5.2. LIVRA-NOS DO ERRO DA ABSOLUTIZAÇÃO DO RELATIVO

Ao tratarmos do pensamento, somos passíveis de confundir a parte com o todo. Um estudo sério dos princípios doutrinários ameniza tal erro. Senão vejamos: lemos um romance, que retrata um caso particular. De imediato, queremos generalizar este episódio, aplicando-o a todo o ser vivente. Esquecemo-nos de que o relato é uma verdade relativa; serve para aquela situação, mas não deve ser extrapolado para toda a humanidade. Da leitura do romance, podemos deduzir que a reencarnação é um castigo.

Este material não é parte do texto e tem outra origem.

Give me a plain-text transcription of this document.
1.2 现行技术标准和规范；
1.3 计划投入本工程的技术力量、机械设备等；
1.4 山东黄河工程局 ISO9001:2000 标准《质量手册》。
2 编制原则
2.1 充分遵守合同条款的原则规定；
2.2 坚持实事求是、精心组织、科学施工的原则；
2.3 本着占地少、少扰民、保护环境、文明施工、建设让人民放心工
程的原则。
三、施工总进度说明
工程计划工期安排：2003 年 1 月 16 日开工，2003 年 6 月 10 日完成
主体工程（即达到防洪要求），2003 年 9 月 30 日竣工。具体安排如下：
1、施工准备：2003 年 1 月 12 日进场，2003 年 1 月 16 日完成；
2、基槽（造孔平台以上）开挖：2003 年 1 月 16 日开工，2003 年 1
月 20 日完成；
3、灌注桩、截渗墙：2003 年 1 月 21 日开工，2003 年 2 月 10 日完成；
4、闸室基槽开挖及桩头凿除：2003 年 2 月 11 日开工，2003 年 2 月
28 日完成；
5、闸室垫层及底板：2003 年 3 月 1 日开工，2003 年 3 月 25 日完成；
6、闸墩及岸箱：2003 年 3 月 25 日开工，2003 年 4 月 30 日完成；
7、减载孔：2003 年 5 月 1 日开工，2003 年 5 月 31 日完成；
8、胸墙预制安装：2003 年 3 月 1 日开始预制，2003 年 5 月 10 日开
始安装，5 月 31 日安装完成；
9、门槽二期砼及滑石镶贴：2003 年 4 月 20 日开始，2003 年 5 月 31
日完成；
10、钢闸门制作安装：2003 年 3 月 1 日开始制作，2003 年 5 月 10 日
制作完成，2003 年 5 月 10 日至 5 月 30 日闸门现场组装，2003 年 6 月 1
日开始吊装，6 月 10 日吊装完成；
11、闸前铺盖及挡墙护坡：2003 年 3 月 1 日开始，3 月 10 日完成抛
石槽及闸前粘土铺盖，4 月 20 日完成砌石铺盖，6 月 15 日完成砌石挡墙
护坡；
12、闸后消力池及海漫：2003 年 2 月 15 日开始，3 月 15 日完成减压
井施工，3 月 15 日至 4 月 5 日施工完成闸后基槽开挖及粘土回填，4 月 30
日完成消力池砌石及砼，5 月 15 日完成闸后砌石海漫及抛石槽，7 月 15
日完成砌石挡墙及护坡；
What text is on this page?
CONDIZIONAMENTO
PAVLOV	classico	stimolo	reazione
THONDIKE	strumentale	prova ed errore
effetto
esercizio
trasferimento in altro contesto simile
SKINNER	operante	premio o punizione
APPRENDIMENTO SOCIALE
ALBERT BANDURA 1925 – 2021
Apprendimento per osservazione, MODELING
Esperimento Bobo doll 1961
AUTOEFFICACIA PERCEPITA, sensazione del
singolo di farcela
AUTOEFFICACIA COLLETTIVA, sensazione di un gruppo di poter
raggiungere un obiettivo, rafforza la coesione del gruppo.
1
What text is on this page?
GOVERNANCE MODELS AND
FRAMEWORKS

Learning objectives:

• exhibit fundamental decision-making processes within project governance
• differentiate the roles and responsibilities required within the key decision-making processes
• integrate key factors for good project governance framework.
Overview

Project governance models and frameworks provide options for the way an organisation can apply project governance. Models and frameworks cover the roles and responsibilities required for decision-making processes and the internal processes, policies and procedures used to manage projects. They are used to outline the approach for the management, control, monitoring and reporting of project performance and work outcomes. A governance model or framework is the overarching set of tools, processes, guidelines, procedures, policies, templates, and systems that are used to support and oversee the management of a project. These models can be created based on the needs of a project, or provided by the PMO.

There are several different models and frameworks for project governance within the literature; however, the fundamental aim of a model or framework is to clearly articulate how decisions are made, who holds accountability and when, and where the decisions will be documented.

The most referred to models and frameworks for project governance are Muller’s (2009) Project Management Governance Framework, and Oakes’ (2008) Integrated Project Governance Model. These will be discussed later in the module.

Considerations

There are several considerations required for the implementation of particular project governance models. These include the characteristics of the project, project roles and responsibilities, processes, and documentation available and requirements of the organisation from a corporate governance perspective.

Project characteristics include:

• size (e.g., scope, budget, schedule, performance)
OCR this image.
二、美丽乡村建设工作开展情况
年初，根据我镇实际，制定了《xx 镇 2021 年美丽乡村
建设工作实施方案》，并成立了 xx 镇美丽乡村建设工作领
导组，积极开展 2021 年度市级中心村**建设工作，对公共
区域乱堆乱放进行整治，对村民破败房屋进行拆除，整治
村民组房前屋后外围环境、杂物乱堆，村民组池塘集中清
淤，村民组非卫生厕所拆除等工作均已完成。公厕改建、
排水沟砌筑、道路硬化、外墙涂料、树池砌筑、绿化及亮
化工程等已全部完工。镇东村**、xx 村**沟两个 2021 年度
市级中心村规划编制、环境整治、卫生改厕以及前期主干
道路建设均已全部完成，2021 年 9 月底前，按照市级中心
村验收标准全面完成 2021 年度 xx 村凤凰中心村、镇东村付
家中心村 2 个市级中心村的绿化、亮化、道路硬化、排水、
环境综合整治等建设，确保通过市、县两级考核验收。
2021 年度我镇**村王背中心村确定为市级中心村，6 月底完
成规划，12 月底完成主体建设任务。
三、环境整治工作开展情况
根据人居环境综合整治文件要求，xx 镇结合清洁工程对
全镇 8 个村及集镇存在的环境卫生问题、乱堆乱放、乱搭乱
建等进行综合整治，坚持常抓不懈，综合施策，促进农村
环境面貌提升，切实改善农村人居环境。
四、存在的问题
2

Confrontando, porém, com os ensinamentos trazidos por Allan Kardec, vemos que a reencarnação é sempre uma oportunidade de evolução, não um castigo. A dúvida se desfaz e passamos a enfrentar com mais segurança os revezes do nosso caminho. Aprendemos, assim, que podemos sofrer porque queremos evoluir e não simplesmente por causa da ira de Deus.

5.3. A FELICIDADE DA COMPREENSÃO

Diz o ditado que “sempre chegamos tarde às verdades mais simples”. O mesmo se dá com o nosso desenvolvimento moral e espiritual. Contudo, quando nos compenetramos do valor inestimável dos livros da codificação, vamos adquirindo uma riqueza interior que nenhum ladrão consegue nos roubar. Onde quer que estejamos, estaremos conosco mesmos. Se a nossa consciência estiver tranqüila, tranqüilo também estará o nosso coração.

6. CONCLUSÃO

Quando estivermos totalmente absorvidos nos temas das obras básicas, começaremos a perceber uma mudança radical em nossa visão de mundo. O que antigamente era exaltado, hoje deixa de sê-lo, e o que era desprezado hoje é exaltado.